Leticia Martínez, Arianna Squilloni, Cristina Camarena y Diego Moreno. Foto: Laura Fraile

Cada uno tiene sus propios criterios a la hora de publicar, su propio catálogo de escritores e ilustradores y sus vías de distribución, pero les une la misma pasión por un trabajo, el de editor, para el que no existen horarios. Arianna Squilloni, Cristina Camarena y Diego Moreno han sido los protagonistas de la última jornada del Encuentro Internacional de Ilustración Vilustrado, en el que han participado a través de una mesa redonda dinamizada por Leticia Martínez, responsable de la galería La Atómica.

La italiana Arianna Squilloni ha comenzado presentando su editorial A buen paso, en la que ha editado libros como `Buñuelos de huracán´, `Abecedario del cuerpo imaginado´ y `En qué piensa una cabeza recién cortada´. "A buen paso es una editorial pequeñita para caminantes curiosos destinada a niños, jóvenes y otras criaturas", ha explicado esta mañana esta editora, que creó este proyecto en el año 2008.

Cristina Camarena ha dado a conocer los orígenes de Kireei, una editorial que nació hace ocho años como una página web con formato de magazine desde la que mostrar lo que más les gustaba. "El primer día tuvimos 40 visitas y ahora nuestra página tiene 6.000 visitas diarias", ha explicado Cristina, quien también ha resumido la evolución de este proyecto hasta dar lugar a una revista en papel (Kireei) y un par de libros para niños: `Batiscafo´ y `Mi ciudad imaginada´.

Diego Moreno, editor de Nórdica Libros, también ha resumido la trayectoria de esta editorial, que fue fundada hace diez años a raíz de su interés por la literatura de los países nórdicos. Este proyecto, que en el año 2008 recibió el Premio Nacional a la Mejor Labor Editorial, se ha especializado en los libros ilustrados, tarea que compagina desde este año con la literatura infantil.

Arianna, Cristina y Diego han compartido sus reflexiones como editores independientes. "Somos pequeños, no tenemos un colchón económico ni una estructura empresarial, pero esta independencia nos permite hacer lo que queremos, tomar nuestras propias decisiones, ir a nuestro propio ritmo y no tener presiones externas", ha destacado Cristina. Para Arianna, esta independencia es una "condición sine qua non". "Honestamente, tienes que publicar los libros que crees que son los mejores", ha dicho esta mañana, al tiempo que se mostraba agradecida de no tener que rendir cuentas a ningún departamento de marketing. "Ninguno de nuestros libros está sometido a criterios económicos. Los publico porque creo que tengo que publicarlos, como una apuesta cultural", ha dicho al respecto Diego Moreno.

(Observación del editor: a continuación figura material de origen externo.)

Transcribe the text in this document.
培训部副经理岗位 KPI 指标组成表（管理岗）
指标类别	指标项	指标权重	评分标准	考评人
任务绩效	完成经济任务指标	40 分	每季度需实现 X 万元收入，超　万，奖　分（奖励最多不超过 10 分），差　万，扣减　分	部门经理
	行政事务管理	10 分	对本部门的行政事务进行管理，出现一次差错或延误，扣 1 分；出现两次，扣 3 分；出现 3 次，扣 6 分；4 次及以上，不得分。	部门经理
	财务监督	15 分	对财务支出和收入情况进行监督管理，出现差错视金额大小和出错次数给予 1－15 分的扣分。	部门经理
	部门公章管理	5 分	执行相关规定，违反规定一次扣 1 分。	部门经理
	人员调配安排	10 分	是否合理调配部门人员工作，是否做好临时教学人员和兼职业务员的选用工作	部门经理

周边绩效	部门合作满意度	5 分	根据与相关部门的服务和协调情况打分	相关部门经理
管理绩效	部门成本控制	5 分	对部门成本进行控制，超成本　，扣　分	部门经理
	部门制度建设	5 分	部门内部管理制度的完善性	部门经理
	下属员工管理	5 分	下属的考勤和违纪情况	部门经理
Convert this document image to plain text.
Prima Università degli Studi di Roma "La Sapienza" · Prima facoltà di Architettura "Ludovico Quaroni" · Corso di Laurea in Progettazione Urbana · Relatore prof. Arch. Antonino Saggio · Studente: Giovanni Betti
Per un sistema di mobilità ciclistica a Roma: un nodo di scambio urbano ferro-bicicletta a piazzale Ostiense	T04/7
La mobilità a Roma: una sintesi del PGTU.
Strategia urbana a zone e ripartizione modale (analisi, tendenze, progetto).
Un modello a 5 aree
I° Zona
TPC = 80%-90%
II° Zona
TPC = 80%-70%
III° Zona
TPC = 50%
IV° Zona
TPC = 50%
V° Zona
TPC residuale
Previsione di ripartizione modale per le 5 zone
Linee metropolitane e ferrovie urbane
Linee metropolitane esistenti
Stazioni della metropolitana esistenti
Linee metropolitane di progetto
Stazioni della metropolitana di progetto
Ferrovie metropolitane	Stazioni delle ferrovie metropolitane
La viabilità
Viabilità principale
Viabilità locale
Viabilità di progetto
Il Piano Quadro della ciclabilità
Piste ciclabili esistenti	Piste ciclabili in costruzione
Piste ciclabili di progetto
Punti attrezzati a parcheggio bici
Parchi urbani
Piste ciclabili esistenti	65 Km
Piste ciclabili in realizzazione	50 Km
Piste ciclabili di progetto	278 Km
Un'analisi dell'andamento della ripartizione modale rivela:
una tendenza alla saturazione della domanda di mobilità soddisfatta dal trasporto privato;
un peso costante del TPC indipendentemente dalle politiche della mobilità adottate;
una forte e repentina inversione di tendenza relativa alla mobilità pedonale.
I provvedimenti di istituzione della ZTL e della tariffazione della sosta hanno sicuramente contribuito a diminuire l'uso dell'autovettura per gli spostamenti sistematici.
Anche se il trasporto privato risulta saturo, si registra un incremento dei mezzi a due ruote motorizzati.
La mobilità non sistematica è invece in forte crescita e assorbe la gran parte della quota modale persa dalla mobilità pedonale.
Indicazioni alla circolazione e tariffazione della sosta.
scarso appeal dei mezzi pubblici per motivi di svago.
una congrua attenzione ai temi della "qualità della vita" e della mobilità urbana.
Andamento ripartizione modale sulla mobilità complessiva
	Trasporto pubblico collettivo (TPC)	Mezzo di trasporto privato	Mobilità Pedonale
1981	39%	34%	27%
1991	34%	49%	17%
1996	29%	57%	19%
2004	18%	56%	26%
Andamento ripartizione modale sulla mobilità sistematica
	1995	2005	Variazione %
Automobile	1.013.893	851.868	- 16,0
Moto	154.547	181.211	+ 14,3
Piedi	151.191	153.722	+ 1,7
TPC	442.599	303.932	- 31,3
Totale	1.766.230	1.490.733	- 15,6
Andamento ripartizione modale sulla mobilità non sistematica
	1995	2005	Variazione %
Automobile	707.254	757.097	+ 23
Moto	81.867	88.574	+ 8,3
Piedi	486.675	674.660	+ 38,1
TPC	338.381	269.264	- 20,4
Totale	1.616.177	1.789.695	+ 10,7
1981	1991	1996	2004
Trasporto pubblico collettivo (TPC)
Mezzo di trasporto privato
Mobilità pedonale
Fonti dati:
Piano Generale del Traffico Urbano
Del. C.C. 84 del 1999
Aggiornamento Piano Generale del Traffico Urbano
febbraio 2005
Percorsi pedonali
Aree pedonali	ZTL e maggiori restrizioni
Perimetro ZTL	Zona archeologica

Su diálogo ha derivado hacia el momento en el que decidieron montar su editorial. "Yo descubrí la literatura infantil de adulta, al venir a vivir a España", ha reconocido Arianna antes de mencionar un viaje a Irlanda en el que conoció a tres catalanes que acabaron facilitándola el acceso a este sector, al que llegó después de haber dedicado sus esfuerzos a otras tareas como la traducción de manuales de instrucciones. Cristina ha rescatado la parte romántica del oficio. "Lo hago por justicia poética. No quiero que desaparezca el papel", ha dicho. En el caso de Óscar, el origen de su proyecto tuvo mucho que ver con el intento frustrado de montar una librería.

Esta mesa redonda también ha servido para que estos tres editores desvelaran sus criterios a la hora de seleccionar a sus autores e ilustradores. "En mi caso, aproveché la experiencia previa en la web, donde habíamos reunido a ilustradores, maquetadores, redactores, diseñadores gráficos... Ya sabía con quién quería trabajar", ha reconocido Cristina. Arianna ha mencionado a autores e ilustradores como Mar Benegas e Iban Barrenetxea, a los que fichó para su editorial tras haber visto su trabajo. "Me interesa más el punto de vista que la técnica", ha comentado esta editora. Óscar ha contado que, cada semana, le llegan en torno a medio centenar de correos electrónicos de los que acaba haciendo una selección. "Lo importante es que el ilustrador presente un proyecto pensado para esa editorial", ha aconsejado.

La mesa redonda ha finalizado con una reflexión acerca de la relación que acaban estableciendo los editores con sus autores. "Mi relación es cercana. No podría trabajar con personas a las que no soporto o con las que no comparta una visión de la vida", ha reconocido Arianna. "Haga lo que haga, sea docencia, formación de emprendedores o edición, tomo como centro a la persona. Me interesa la experiencia humana y que haya una relación construida en el tiempo", ha dicho Cristina. "Ya que no nos vamos a hacer ricos, que el proceso sea bonito y gratificante para todos", ha concluido Óscar, quien ha adelantado que el año que viene su editorial iniciará una colección de teatro.